The Regression Line
Once a scatter looks roughly linear, we summarise it with one line of best fit —
the regression line. Written as a prediction for y from
x, it is
\hat y = a + b x,
where the hat on \hat y marks it as a predicted value:
b is the slope and a the intercept. But of
all the lines we could draw through the cloud, which one is "best"?
Least squares
For each observation the line makes a prediction \hat y_i = a + b x_i,
and the vertical gap to the actual point is the residual
e_i = y_i - \hat y_i.
A residual is positive when the point sits above the line, negative below. The regression line is
the one that makes these gaps small overall — specifically, the line chosen by
least squares: it minimises the sum of squared residuals
\text{SSE} = \sum_{i=1}^{n} \left(y_i - \hat y_i\right)^2 = \sum_{i=1}^{n}\left(y_i - a - b x_i\right)^2.

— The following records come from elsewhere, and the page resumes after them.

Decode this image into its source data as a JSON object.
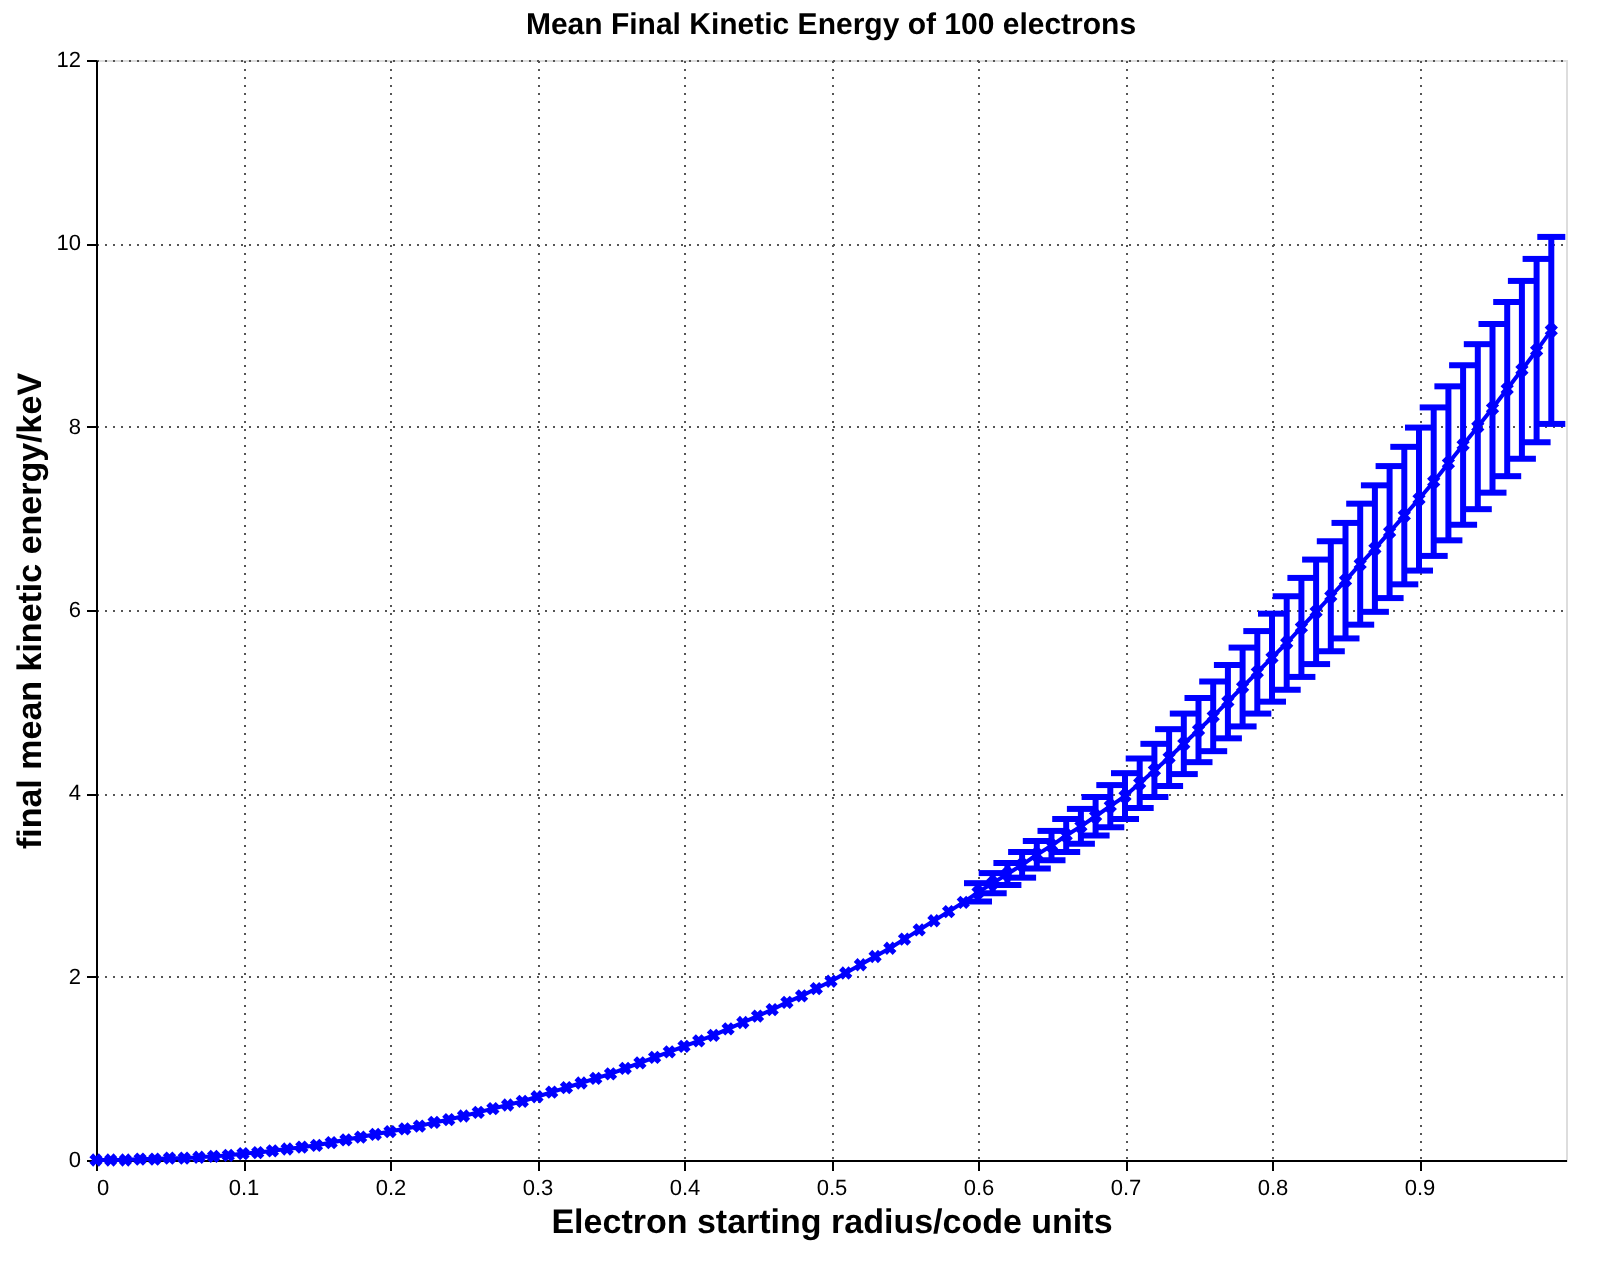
{
  "chart_data": {
    "type": "line",
    "title": "Mean Final Kinetic Energy of 100 electrons",
    "xlabel": "Electron starting radius/code units",
    "ylabel": "final mean kinetic energy/keV",
    "x": [
      0,
      0.01,
      0.02,
      0.03,
      0.04,
      0.05,
      0.06,
      0.07,
      0.08,
      0.09,
      0.1,
      0.11,
      0.12,
      0.13,
      0.14,
      0.15,
      0.16,
      0.17,
      0.18,
      0.19,
      0.2,
      0.21,
      0.22,
      0.23,
      0.24,
      0.25,
      0.26,
      0.27,
      0.28,
      0.29,
      0.3,
      0.31,
      0.32,
      0.33,
      0.34,
      0.35,
      0.36,
      0.37,
      0.38,
      0.39,
      0.4,
      0.41,
      0.42,
      0.43,
      0.44,
      0.45,
      0.46,
      0.47,
      0.48,
      0.49,
      0.5,
      0.51,
      0.52,
      0.53,
      0.54,
      0.55,
      0.56,
      0.57,
      0.58,
      0.59,
      0.6,
      0.61,
      0.62,
      0.63,
      0.64,
      0.65,
      0.66,
      0.67,
      0.68,
      0.69,
      0.7,
      0.71,
      0.72,
      0.73,
      0.74,
      0.75,
      0.76,
      0.77,
      0.78,
      0.79,
      0.8,
      0.81,
      0.82,
      0.83,
      0.84,
      0.85,
      0.86,
      0.87,
      0.88,
      0.89,
      0.9,
      0.91,
      0.92,
      0.93,
      0.94,
      0.95,
      0.96,
      0.97,
      0.98,
      0.99
    ],
    "color": "#0000ff",
    "values": [
      0,
      0,
      0,
      0.01,
      0.01,
      0.02,
      0.02,
      0.03,
      0.04,
      0.05,
      0.07,
      0.08,
      0.1,
      0.12,
      0.14,
      0.16,
      0.19,
      0.22,
      0.25,
      0.28,
      0.31,
      0.34,
      0.37,
      0.41,
      0.44,
      0.48,
      0.52,
      0.56,
      0.6,
      0.64,
      0.69,
      0.74,
      0.79,
      0.84,
      0.89,
      0.94,
      1.0,
      1.06,
      1.12,
      1.18,
      1.24,
      1.3,
      1.36,
      1.43,
      1.5,
      1.57,
      1.64,
      1.72,
      1.79,
      1.87,
      1.95,
      2.04,
      2.13,
      2.22,
      2.31,
      2.41,
      2.51,
      2.61,
      2.71,
      2.81,
      2.92,
      3.02,
      3.12,
      3.22,
      3.33,
      3.43,
      3.54,
      3.64,
      3.75,
      3.86,
      3.97,
      4.11,
      4.25,
      4.39,
      4.54,
      4.69,
      4.84,
      5.0,
      5.16,
      5.32,
      5.48,
      5.64,
      5.81,
      5.98,
      6.15,
      6.32,
      6.5,
      6.67,
      6.85,
      7.03,
      7.21,
      7.4,
      7.6,
      7.8,
      8.0,
      8.2,
      8.41,
      8.62,
      8.83,
      9.05
    ],
    "errors": [
      null,
      null,
      null,
      null,
      null,
      null,
      null,
      null,
      null,
      null,
      null,
      null,
      null,
      null,
      null,
      null,
      null,
      null,
      null,
      null,
      null,
      null,
      null,
      null,
      null,
      null,
      null,
      null,
      null,
      null,
      null,
      null,
      null,
      null,
      null,
      null,
      null,
      null,
      null,
      null,
      null,
      null,
      null,
      null,
      null,
      null,
      null,
      null,
      null,
      null,
      null,
      null,
      null,
      null,
      null,
      null,
      null,
      null,
      null,
      null,
      0.1,
      0.11,
      0.12,
      0.14,
      0.15,
      0.16,
      0.18,
      0.19,
      0.21,
      0.23,
      0.25,
      0.27,
      0.29,
      0.31,
      0.33,
      0.35,
      0.38,
      0.4,
      0.43,
      0.45,
      0.48,
      0.51,
      0.54,
      0.57,
      0.6,
      0.63,
      0.66,
      0.69,
      0.72,
      0.75,
      0.78,
      0.81,
      0.84,
      0.87,
      0.9,
      0.92,
      0.95,
      0.97,
      1.0,
      1.02
    ],
    "xlim": [
      0,
      1
    ],
    "xticks": [
      0,
      0.1,
      0.2,
      0.3,
      0.4,
      0.5,
      0.6,
      0.7,
      0.8,
      0.9
    ],
    "ylim": [
      0,
      12
    ],
    "yticks": [
      0,
      2,
      4,
      6,
      8,
      10,
      12
    ],
    "grid": true,
    "marker": "cross",
    "line_style": "solid"
  }
}
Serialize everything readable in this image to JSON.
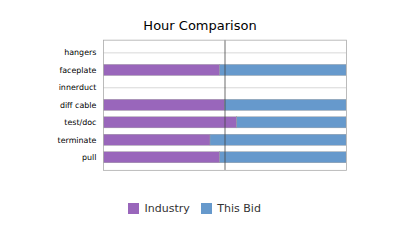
{
  "chart_data": {
    "type": "bar",
    "orientation": "horizontal",
    "stacked": true,
    "title": "Hour Comparison",
    "categories": [
      "hangers",
      "faceplate",
      "innerduct",
      "diff cable",
      "test/doc",
      "terminate",
      "pull"
    ],
    "series": [
      {
        "name": "Industry",
        "color": "#9966bb",
        "values": [
          0,
          48,
          0,
          50,
          55,
          44,
          48
        ]
      },
      {
        "name": "This Bid",
        "color": "#6699cc",
        "values": [
          0,
          52,
          0,
          50,
          45,
          56,
          52
        ]
      }
    ],
    "xlim": [
      0,
      100
    ],
    "xticks": [],
    "vline": 50,
    "grid": true,
    "legend": "bottom",
    "tick_labels": "y"
  }
}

We square the gaps so positives and negatives cannot cancel, and so that a few large misses are
penalised heavily. The slope and intercept that drive \text{SSE} to its
smallest possible value are the regression line.
Hunt for the line
Drag the slope and intercept to move the line through the fixed
scatter. The coloured stalks are the residuals — the vertical gaps from each point to the line —
and the live \text{SSE} readout adds up their squares. Try to make it
as small as you can; the line that wins is the least-squares regression line.
It pivots through the means
The least-squares line is not free to sit anywhere: it always passes through the point of
means (\bar x, \bar y). So if you knew nothing else, plugging
the average x into the line returns the average
y — the fit is "centred" on the data's centre of mass.
- The line of best fit is \hat y = a + b x; a residual is the vertical gap e_i = y_i - \hat y_i.
- Least squares picks a, b to minimise \text{SSE} = \sum (y_i - \hat y_i)^2.
- The fitted line always passes through the means (\bar x, \bar y).